E poi questo fossato è proprio un fantasma, come hai detto fin dall’inizio…
E’ qui che ti voglio, mia cara, adesso ti faccio vedere come il castellologo e ben attrezzato grafico reggino Giovanni Maccioni ha fatto il miracolo di ripristinare le vedute del castello e del fossato al tempo di Sigismondo Pandolfo. Le faccio vedere il file con le immagini digitali di Giovanni Maccioni, che aveva già prodotto delle immagini per la sala didattica del castello dell’ingegnere Dino Palloni ripubblicate non tanto tempo fa su Rimini 2.0.
Giovanni con maggiore precisione critica ha rivisto le pur belle immagini precedenti, facendo attenzione soprattutto al fossato, utilizzando le misure del Valturio, i disegni dell’ingegnere Andrea Zoli del 1825 e le sezioni della controscarpa orientale dell’ingegnere Pacifico Barilari, tutti misurati in metri e quindi attendibili. I lettori di Rimini 2.0 le potranno vedere pubblicate a brevissimo.
Ha usato i colori della veduta di Piero della Francesca mostrandoci il castello e il fossato com’era ‘nuovo’ appena costruito e intonacato ai tempi belli di Sigismondo Pandolfo. I castelli erano intonacati coi colori araldici dei padroni; quelli dei Malatesta e dei loro parenti Gonzaga ed Este erano i colori del partito guelfo: il bianco rappresenta la Fede, il rosso la Carità e il verde la Speranza. Il palazzo di Federico di Montefeltro presenta decorazioni in oro e azzurro lapislazzulo che rappresenta il nero sono i colori del suo stemma ghibellino giallo-oro e nero-azzurro imperiali.

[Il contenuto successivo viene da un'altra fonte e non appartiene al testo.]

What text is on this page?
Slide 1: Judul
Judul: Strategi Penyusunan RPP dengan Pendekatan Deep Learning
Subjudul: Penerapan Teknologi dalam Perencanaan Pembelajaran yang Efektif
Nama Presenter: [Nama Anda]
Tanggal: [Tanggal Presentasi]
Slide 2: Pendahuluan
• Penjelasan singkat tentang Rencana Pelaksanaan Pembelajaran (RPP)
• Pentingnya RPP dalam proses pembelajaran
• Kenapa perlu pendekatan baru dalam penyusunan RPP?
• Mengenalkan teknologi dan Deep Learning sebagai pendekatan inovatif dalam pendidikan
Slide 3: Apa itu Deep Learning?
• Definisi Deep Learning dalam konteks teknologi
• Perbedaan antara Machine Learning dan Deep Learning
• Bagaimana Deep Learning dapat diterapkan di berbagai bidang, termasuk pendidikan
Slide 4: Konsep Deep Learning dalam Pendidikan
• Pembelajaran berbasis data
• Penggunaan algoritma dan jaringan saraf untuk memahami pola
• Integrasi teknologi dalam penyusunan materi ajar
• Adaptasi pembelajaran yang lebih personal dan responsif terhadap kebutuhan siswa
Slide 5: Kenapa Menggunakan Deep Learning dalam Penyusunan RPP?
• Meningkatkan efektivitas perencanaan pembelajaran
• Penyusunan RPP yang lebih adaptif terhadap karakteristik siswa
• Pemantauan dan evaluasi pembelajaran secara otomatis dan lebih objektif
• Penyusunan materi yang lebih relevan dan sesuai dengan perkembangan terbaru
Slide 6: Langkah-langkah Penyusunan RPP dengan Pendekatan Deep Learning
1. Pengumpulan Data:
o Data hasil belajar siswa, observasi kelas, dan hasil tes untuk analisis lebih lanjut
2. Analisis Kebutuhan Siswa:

Forse i castelli della volpe di Urbino erano colorati di giallo e avevano una torre nera.
Bibliografia
1) Antonio Manetti, Vita di Filippo Brunelleschi, a cura di Carlachiara Perrone, Saleron editrice, Roma 1992, pp. 126-128. La prima vita, con Castel Sismondo “fortezza mirabile”, in Antonio Manetti, Uomini singolari in Firenze dal MCCCC innanzi, pubblicato in Operette storiche ed inedite di Antonio Manetti, raccolte per la prima volta e al suo vero autore restituite da Gaetano Milanesi, Succ. Le Monier, Firenze 1887, p.162.
2) Marco Vitruvio Pollione, De Architectura Libri X, a cura di Luciano Ligiotto, traduttore, Edizioni Studio Tesi, Pordenine 1990, pp. 20-21.
3) Ivi. Il disegno di Dino Palloni nel mio primo testo sul castello: Frammenti di cultura prospettica brunelleschiana nel castello e nella Rimini di Sigismondo Pandolfo Malatesta in Angelo Turchini (a cura di) Castel Sismondo, Sigismondo Pandolfo Malatesta e l’arte militare del primo Rinascimento. Atti del Convegno, Fondazione Cassa di Risparmio di Rimini, Società Editrice “Il Ponte Vecchio”, Cesena 2003, p.p.273; Id., Filippo Brunelleschi e i Malatesti a Pesaro e a Rimini. Fortuna e sfortuna storiografica di una presenza, “L’Arco”. Annuale di cultura della Fondazione Cassa di Risparmio di Rimini, 2013, p.57.
4) Si veda Giovanni Rimondini, Il castello dimenticato e violentato, in Rimini 2.0, Forma urbis 14 IX 2020 on line.